The next marijuana film to blaze across American screens was the somewhat more high-minded Assassin of Youth from 1937. The film was written and directed by Elmer Clifton, who started out in the silent film era working with D.W. Griffith on landmarks like The Birth of a Nation and Intolerance. Clifton began his long career as an actor, then transitioned to writing and directing around 95 shorts, movie serials, Westerns and exploitation films. (Clifton gave us such indelible “white slavery” exposés as 1937's Slaves in Bondage and 1941's City of Missing Girls.) Assassin of Youth declares its anti-drug propaganda stand right there in the title. But it's also a entertainingly cheesy B-grade thriller. Seems that young debutante Joan Barry (Luana Walters, who went on to become the first actress to play Superman's biological mother in a live-action film) has been involved in an auto accident that killed her mother. Joan now stands to inherit her grandmother's fortune, but there's a “morals” clause in the will.

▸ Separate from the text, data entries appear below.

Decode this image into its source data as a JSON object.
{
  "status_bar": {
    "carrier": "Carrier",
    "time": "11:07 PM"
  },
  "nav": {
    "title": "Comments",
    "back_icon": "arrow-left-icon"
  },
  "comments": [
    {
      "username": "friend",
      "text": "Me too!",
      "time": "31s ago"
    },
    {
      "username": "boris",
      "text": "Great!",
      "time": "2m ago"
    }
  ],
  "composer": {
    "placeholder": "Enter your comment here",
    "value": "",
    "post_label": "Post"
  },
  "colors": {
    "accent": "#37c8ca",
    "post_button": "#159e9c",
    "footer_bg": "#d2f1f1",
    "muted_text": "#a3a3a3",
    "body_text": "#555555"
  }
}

Joan's evil cousin Linda and her weed-dealing hubby Jack try to pin a drug rap on innocent Joan in order to get their hands on that sweet cabbage. But with the help of a dogged newspaper reporter (Art Gardner, who later appeared in “The Rifleman” and “The Big Valley”), the marijuana gang is dismantled and Joan is saved. (Our hero even goes undercover as a soda jerk to bust the high-school heshers!) This one's got a significantly happier ending than most of these films.
All three of these films are in the public domain and can be found on DVD or on the internet. Feel free to watch them in the safety of your own home.